11 Benefits of Volunteering
Builds Strong Communities
When you volunteer, you make connections with other volunteers to tackle challenges facing your community. Even helping out with a small task can make a big difference in the lives of others.
Loneliness and social isolation are two severe epidemics in the world today that can lead to significant health risks. Although loneliness can affect anyone, older adults have a higher risk for loneliness and social isolation because they are more likely to face factors such as living alone and the loss of family or friends. Volunteering connects people and helps strengthen bonds between friends, family, and coworkers.
Volunteering can be life-changing in many ways, especially for those who suffer from low self-esteem. Helping others and the community can boost confidence by providing a sense of accomplishment. Volunteering can also give you a sense of pride and identity.
Reduces Risk of Dementia
Alzheimer’s disease and other forms of dementia are frightening possibilities for millions of individuals. However, research has shown that volunteering may reduce the risk of dementia. Further studies indicate that social service improves elasticity in the brain. So, as volunteers age, volunteering may help them maintain the connections in their brains that often break down in patients with dementia.
Improves Physical Health and Longevity
Research shows that volunteers are healthier and have a lower mortality rate than those who do not volunteer. One study found that people who volunteer over 100 hours a year are some of the healthiest people in the US. Volunteering can also minimize chronic pain symptoms and reduce the risk of heart disease.
Provides a Sense of Purpose and Direction
Volunteering can add new meaning to the lives of young people who haven’t yet found their path and older adults, especially those who have retired or lost a spouse. Regardless of your age or life situation, volunteering can help take your mind off your worries, keep you mentally stimulated, and add more zest to your life.
Contemporary social neuroscience research shows that when people donate to charity, either financially or through volunteering, the mesolimbic system, the portion of the brain responsible for feelings of reward, is triggered.
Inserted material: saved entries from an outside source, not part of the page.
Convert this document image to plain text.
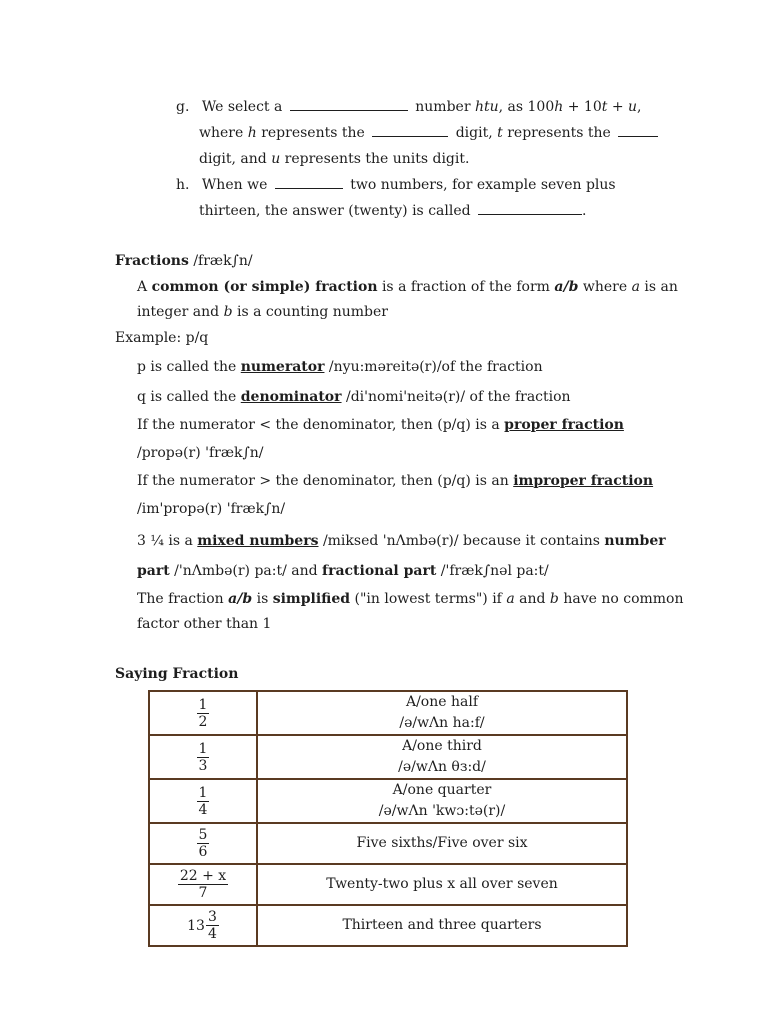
g. We select a	number htu, as 100h + 10t + u,
where h represents the	digit, t represents the
digit, and u represents the units digit.
h. When we	two numbers, for example seven plus
thirteen, the answer (twenty) is called	.
Fractions /fræk∫n/
A common (or simple) fraction is a fraction of the form a/b where a is an
integer and b is a counting number
Example: p/q
p is called the numerator /nyu:məreitə(r)/of the fraction
q is called the denominator /di'nomi'neitə(r)/ of the fraction
If the numerator < the denominator, then (p/q) is a proper fraction
/propə(r) 'fræk∫n/
If the numerator > the denominator, then (p/q) is an improper fraction
/im'propə(r) 'fræk∫n/
3 ¼ is a mixed numbers /miksed 'nΛmbə(r)/ because it contains number
part /'nΛmbə(r) pa:t/ and fractional part /'fræk∫nəl pa:t/
The fraction a/b is simplified ("in lowest terms") if a and b have no common
factor other than 1
Saying Fraction
$\frac{1}{2}$	A/one half
/ə/wΛn ha:f/

$\frac{1}{3}$	A/one third
/ə/wΛn θз:d/

$\frac{1}{4}$	A/one quarter
/ə/wΛn 'kwɔ:tə(r)/

$\frac{5}{6}$	Five sixths/Five over six

$\frac{22 + x}{7}$	Twenty-two plus x all over seven

$13 \frac{3}{4}$	Thirteen and three quarters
As a result, the brain releases feel-good chemicals, spurring you to perform more kind acts—something psychologists call “helper’s high.”
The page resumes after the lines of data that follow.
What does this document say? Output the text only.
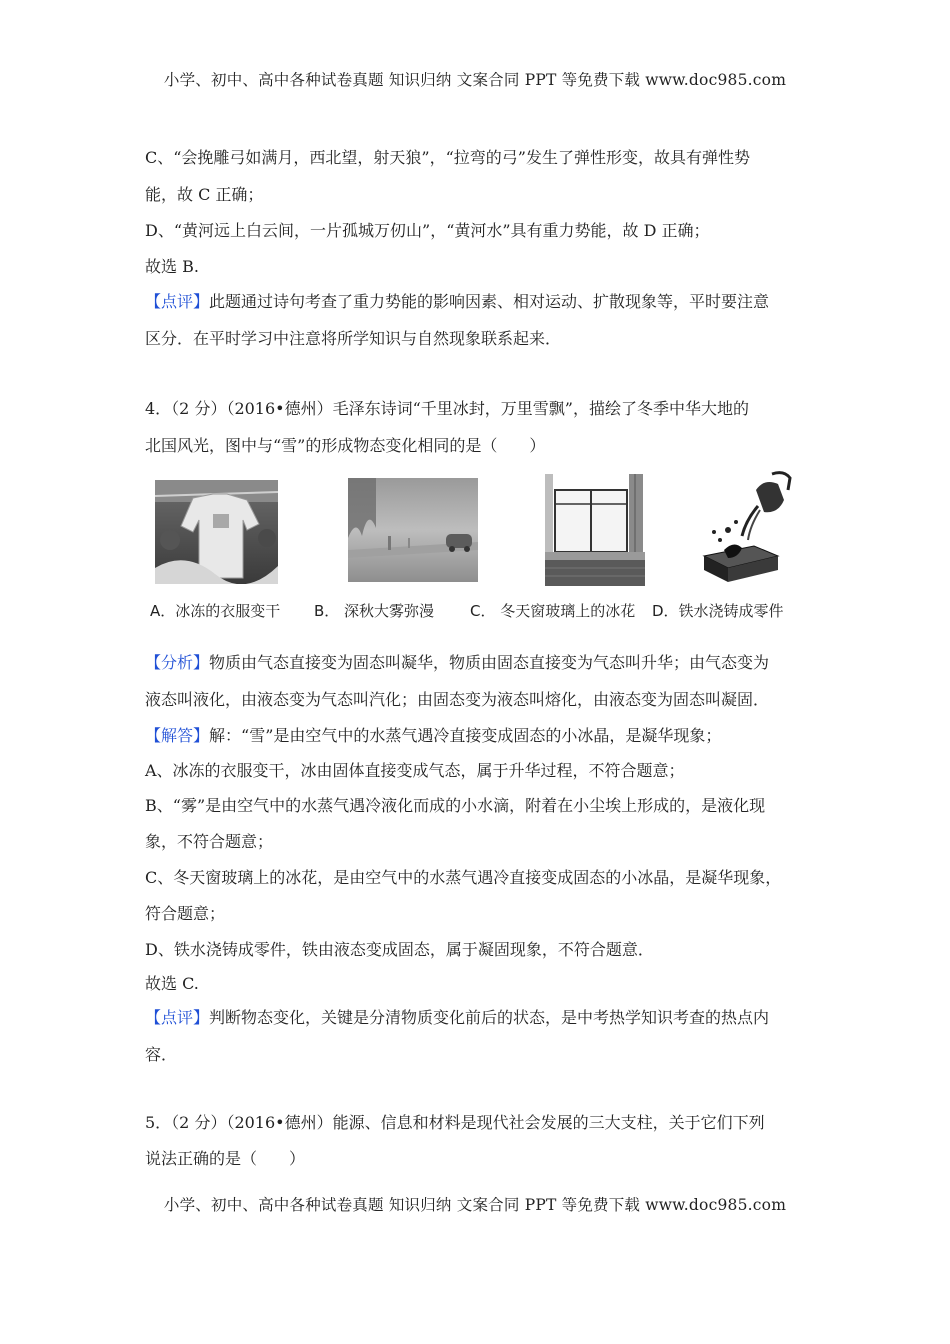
小学、初中、高中各种试卷真题 知识归纳 文案合同 PPT 等免费下载 www.doc985.com
C、“会挽雕弓如满月，西北望，射天狼”，“拉弯的弓”发生了弹性形变，故具有弹性势
能，故 C 正确；
D、“黄河远上白云间，一片孤城万仞山”，“黄河水”具有重力势能，故 D 正确；
故选 B.
【点评】此题通过诗句考查了重力势能的影响因素、相对运动、扩散现象等，平时要注意
区分．在平时学习中注意将所学知识与自然现象联系起来．
4．（2 分）（2016•德州）毛泽东诗词“千里冰封，万里雪飘”，描绘了冬季中华大地的
北国风光，图中与“雪”的形成物态变化相同的是（　　）
A．冰冻的衣服变干 B． 深秋大雾弥漫 C． 冬天窗玻璃上的冰花 D．铁水浇铸成零件
【分析】物质由气态直接变为固态叫凝华，物质由固态直接变为气态叫升华；由气态变为
液态叫液化，由液态变为气态叫汽化；由固态变为液态叫熔化，由液态变为固态叫凝固．
【解答】解：“雪”是由空气中的水蒸气遇冷直接变成固态的小冰晶，是凝华现象；
A、冰冻的衣服变干，冰由固体直接变成气态，属于升华过程，不符合题意；
B、“雾”是由空气中的水蒸气遇冷液化而成的小水滴，附着在小尘埃上形成的，是液化现
象，不符合题意；
C、冬天窗玻璃上的冰花，是由空气中的水蒸气遇冷直接变成固态的小冰晶，是凝华现象，
符合题意；
D、铁水浇铸成零件，铁由液态变成固态，属于凝固现象，不符合题意．
故选 C.
【点评】判断物态变化，关键是分清物质变化前后的状态，是中考热学知识考查的热点内
容．
5．（2 分）（2016•德州）能源、信息和材料是现代社会发展的三大支柱，关于它们下列
说法正确的是（　　）
小学、初中、高中各种试卷真题 知识归纳 文案合同 PPT 等免费下载 www.doc985.com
Helps Counteract the Effects of Stress, Anger, Anxiety, and Depression
Few things relieve stress better than a meaningful connection to another person. The social contact aspect of helping and working with others can profoundly affect your overall psychological well-being and help bolster your support system, which can protect you from anxiety and depression.
Doing good for others and the community provides a natural sense of accomplishment. Your role as a volunteer can also give you a sense of pride and identity. When you feel better about yourself, you are more likely to view your life and future goals positively.
Advances Your Career
Volunteering provides opportunities to build and practice valuable job skills used in the workplace—teamwork, communication, problem-solving, project planning, task management, and organization. Whether you’re considering a new career or simply interested in upgrading your skills, volunteering can include useful training.
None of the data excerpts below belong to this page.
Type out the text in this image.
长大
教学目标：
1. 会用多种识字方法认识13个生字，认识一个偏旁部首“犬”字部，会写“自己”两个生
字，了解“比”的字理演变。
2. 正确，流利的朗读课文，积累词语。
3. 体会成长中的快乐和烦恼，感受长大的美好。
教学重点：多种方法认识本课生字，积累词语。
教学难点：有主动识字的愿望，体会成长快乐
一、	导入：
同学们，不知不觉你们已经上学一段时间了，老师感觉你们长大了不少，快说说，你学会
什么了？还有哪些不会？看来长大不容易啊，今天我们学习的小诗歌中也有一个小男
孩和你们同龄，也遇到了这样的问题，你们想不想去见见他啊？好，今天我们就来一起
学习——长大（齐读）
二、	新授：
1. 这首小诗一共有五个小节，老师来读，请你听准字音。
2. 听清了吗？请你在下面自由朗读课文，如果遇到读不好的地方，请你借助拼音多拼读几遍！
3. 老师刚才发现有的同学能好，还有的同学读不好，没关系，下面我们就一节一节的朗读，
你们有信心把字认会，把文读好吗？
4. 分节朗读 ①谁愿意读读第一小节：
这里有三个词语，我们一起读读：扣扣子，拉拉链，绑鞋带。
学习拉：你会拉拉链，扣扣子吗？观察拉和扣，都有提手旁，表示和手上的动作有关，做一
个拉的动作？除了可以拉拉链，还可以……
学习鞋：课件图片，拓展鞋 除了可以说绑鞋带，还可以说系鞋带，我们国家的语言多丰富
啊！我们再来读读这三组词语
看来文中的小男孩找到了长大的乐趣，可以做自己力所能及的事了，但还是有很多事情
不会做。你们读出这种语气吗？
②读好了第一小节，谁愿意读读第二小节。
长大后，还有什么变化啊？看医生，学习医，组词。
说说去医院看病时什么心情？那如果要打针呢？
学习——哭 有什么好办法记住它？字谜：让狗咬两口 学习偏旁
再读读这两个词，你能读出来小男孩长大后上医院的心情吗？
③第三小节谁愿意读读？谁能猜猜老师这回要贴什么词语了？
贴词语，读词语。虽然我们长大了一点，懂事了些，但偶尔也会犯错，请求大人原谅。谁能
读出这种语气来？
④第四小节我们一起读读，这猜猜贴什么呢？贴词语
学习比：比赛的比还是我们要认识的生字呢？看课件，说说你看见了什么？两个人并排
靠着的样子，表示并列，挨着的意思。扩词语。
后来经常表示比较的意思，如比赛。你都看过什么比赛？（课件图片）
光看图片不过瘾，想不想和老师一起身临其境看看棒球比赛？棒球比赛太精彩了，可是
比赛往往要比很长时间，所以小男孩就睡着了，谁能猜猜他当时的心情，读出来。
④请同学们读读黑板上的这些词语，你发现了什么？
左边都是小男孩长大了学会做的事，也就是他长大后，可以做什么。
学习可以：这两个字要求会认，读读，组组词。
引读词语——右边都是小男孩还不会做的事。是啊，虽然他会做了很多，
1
Volunteering is also a great way to try out a new career without making a long-term commitment and gaining experience in a new field. For example, if you’re interested in nursing, volunteering at a hospital or a nursing home can expose you to that environment.
Improves School and College Experience
Young people still in school obtain social skills and develop awareness as volunteers. It can also boost college applications, and job resumes. Volunteering can also help college students improve their job search post-graduation.